February 01, 2014

The drowned world

I'm in Wales – just. For the next two weeks I'll be staying at the UK's only residential library, Gladstone's Library in Hawarden, Flintshire; they have granted me 'writer in residence' status, and it's here that I will begin my next project, a short, non-fiction book about rain. I say 'just', because I'm only a little way over the border; the road from Chester, where I got out of the train, to Hawarden runs for a short way along it: "Wales on yer left, England on yer right," as my Scouse cabbie explained. Eventually we swung left. "Yer in Wales now, love."

I got the train north from London Euston yesterday. It poured with rain all day, and the view from the window was dim and grey. The fields looked waterlogged; many had standing water, and here and there it picked out the ghosts of medieval ridge-and-furrow that would otherwise be lost to the eye. In one pasture a new river had formed, winding like loops of molten silver – or perhaps it was an old one that had come briefly back to life. Yet the south-west, we hear, is far worse; large parts of the Somerset Levels are entirely underwater and have been for a month, with accusations flying about whose fault it is and what must now be done. And still the rain comes. When I slept, last night, I dreamed the world outside the beautiful Library building was a calm and endless sea.

It would be easy to bring that dream of isolation into being, to live here for a fortnight without venturing outside – it really is that beautiful and that self-sufficient. But I wanted to understand where I was and to locate myself in the landscape, so this morning I put my hood up and went for a walk in the grounds of Hawarden Castle. I have a special permit from the Library that allows me to go into Bilberry (or 'Booberry') Woods, which are mostly mixed beech and sweet chestnut with some conifer. Pheasants squawked like rusty gates at my approach, and in the distance came the dull report of guns.

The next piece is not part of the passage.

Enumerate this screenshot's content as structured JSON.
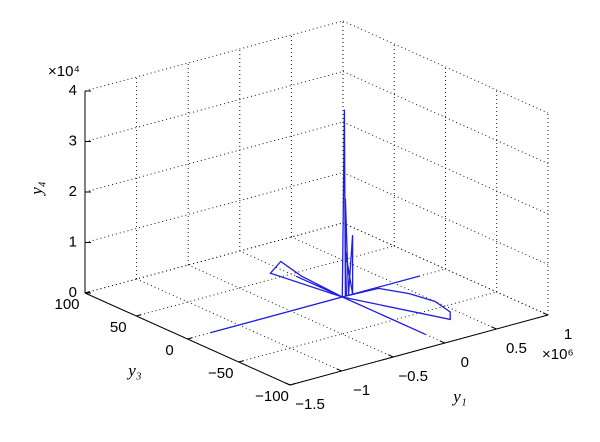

The woods were very wet. The dark trees dripped, and their trunks were green with algae. Everywhere the paths were thick with clinging mud. Where especially deep puddles had formed they had spread outwards like a bruise as people tried to find a firmer footing around it, churning the ground up more in the process. Here and there were stagnant pools lined with beech mast, and little rills were finding their own way between the trees. The sound of water was everywhere.

The Broughton brook flows through the wood and once powered a water mill, now a very beautiful ruin. Built in 1767 and used to grind corn, the huge, wooden undershot wheel is still in place, and there are tumbled cogs and millstones, too; you can see the sluice and remains of the millpond, too. As far as I can make out the last miller died in 1910.

This was cutting-edge technology in its day, and a brilliant use of the power of water. But somehow, in the last century, we've forgotten how to work with it; we build on flood plains, we let rivers silt up, we allow marshes to dry out. We think we can exclude water by the power of our wills – but water doesn't work like that, something our ancestors understood, but which we, with our greed and our strange modern amnesia, may well have to relearn.